Le DRS (Département de renseignement et de sécurité) dirigé de 1990 à 2015 par Mohamed Mediène dit Toufik -aujourd’hui condamné à 15 ans de prison en mai 2019 per le tribunal militaire de Blida- a changé de titulaire ces dernières années avec Gaïd Salah puis Abdelmajid Tebboune, nouveau président. Mais ni sa nature profonde ni ses méthodes n’ont enregistré de changement.

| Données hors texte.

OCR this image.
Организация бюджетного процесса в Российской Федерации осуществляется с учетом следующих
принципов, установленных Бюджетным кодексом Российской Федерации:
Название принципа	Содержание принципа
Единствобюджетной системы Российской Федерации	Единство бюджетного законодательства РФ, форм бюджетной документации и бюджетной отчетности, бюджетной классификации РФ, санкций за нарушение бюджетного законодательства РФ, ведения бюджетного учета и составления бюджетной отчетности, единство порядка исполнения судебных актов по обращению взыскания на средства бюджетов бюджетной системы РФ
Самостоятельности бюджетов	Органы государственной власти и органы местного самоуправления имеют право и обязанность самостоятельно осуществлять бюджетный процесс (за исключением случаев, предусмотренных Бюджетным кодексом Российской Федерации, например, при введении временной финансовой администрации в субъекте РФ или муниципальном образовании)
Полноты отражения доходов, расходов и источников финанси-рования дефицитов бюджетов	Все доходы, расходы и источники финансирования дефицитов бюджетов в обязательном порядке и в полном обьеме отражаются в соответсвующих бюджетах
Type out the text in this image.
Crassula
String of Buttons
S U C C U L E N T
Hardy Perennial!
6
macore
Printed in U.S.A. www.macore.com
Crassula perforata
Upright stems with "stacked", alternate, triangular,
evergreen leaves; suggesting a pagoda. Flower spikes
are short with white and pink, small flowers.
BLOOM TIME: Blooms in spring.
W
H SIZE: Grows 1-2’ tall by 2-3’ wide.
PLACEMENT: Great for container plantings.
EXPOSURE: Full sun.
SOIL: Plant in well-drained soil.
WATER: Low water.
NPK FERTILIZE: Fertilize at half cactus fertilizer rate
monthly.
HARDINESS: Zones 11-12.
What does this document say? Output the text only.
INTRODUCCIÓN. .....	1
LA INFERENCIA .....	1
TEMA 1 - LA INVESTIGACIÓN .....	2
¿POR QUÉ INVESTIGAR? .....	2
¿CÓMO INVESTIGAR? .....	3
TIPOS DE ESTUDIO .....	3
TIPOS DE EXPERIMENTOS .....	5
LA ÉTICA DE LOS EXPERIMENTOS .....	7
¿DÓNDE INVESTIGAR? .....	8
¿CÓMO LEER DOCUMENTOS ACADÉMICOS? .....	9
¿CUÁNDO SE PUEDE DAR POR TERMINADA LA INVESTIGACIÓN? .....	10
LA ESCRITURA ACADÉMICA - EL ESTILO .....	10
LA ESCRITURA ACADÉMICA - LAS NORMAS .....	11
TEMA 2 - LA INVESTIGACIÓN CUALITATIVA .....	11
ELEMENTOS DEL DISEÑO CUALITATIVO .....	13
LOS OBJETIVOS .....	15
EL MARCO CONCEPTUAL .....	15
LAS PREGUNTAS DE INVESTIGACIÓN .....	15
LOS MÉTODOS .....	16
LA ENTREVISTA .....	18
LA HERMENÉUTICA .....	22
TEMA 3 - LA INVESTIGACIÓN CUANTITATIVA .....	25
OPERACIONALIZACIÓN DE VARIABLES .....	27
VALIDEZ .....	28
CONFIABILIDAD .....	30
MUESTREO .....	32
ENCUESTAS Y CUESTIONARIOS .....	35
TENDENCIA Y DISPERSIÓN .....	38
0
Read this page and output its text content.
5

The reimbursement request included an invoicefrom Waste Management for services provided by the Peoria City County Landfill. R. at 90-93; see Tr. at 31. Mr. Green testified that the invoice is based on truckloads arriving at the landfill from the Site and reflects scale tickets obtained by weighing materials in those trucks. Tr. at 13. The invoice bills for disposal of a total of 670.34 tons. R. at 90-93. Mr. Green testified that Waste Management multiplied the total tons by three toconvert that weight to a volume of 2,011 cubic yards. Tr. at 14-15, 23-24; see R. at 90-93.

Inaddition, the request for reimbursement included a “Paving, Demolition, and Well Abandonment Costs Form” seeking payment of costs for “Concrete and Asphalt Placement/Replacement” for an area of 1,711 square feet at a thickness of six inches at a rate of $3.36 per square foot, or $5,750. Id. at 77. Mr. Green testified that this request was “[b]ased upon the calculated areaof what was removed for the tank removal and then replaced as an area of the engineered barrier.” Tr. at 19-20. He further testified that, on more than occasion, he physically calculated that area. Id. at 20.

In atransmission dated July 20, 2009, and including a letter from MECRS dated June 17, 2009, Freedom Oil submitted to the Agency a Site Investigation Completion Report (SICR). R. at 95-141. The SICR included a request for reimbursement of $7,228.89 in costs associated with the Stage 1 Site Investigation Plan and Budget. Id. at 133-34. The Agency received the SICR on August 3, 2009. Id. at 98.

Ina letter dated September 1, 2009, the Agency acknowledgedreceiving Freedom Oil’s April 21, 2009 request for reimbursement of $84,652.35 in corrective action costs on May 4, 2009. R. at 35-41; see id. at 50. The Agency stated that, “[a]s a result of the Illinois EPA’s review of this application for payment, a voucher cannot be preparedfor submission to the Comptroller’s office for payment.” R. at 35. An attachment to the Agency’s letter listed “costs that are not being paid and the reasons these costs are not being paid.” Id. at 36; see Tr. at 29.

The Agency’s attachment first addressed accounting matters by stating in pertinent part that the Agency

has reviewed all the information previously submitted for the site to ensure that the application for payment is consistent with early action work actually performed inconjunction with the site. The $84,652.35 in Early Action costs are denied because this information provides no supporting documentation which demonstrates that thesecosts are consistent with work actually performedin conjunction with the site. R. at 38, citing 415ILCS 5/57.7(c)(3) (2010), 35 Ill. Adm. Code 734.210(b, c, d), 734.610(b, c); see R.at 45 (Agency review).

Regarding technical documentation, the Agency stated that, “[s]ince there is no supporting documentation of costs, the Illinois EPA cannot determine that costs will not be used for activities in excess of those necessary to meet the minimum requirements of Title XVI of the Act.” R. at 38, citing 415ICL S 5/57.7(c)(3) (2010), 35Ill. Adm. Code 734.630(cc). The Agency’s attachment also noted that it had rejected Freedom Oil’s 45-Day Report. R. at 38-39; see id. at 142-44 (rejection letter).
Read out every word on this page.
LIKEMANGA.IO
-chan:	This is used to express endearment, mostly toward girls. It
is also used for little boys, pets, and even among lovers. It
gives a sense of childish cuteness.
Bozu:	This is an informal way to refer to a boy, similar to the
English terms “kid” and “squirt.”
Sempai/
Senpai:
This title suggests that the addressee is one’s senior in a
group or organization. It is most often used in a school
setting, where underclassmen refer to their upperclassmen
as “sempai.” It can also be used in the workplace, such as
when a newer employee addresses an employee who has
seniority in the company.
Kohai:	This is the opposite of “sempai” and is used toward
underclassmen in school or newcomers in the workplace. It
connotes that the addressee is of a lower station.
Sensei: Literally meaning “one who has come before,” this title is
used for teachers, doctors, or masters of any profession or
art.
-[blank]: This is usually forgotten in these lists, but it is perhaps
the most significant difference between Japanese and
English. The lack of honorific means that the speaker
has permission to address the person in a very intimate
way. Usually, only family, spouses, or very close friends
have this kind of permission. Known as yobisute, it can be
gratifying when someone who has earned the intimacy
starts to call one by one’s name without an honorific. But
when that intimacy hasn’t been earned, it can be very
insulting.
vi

Tel qu’en lui-même, il demeure un appareil et une institution de domination et de répression au service des intérêts d’une Nomenklatura...


2 commentaires

  • Nasser

    18 Mai 2020

    Au delà du fait qu'on ne comprend pas ou on ne comprend que trop bien comment quelqu'un qui vit à Paris puisse disposer d'informations confidentielles sur les rouages d'un des services de renseignements les plus opaques, quelle valeur ajoutée pour un journal en ces temps bien troubles d'écrire un article sur un sujet dont tous les stagiaires marocains ont pondu un petit entrefilet. Est ce qu'a titre personnel ça vous soulage? Votre fascination morbide pour ce pays a t elle une explication?

  • Samir

    21 Mai 2020

    L'explication et dans un régime de la comédie théâtrale algérienne des années vingt puisque il n'a rien à donner Que les coups bas de bas de gamme et la haine des faibles que dieu nos préserve.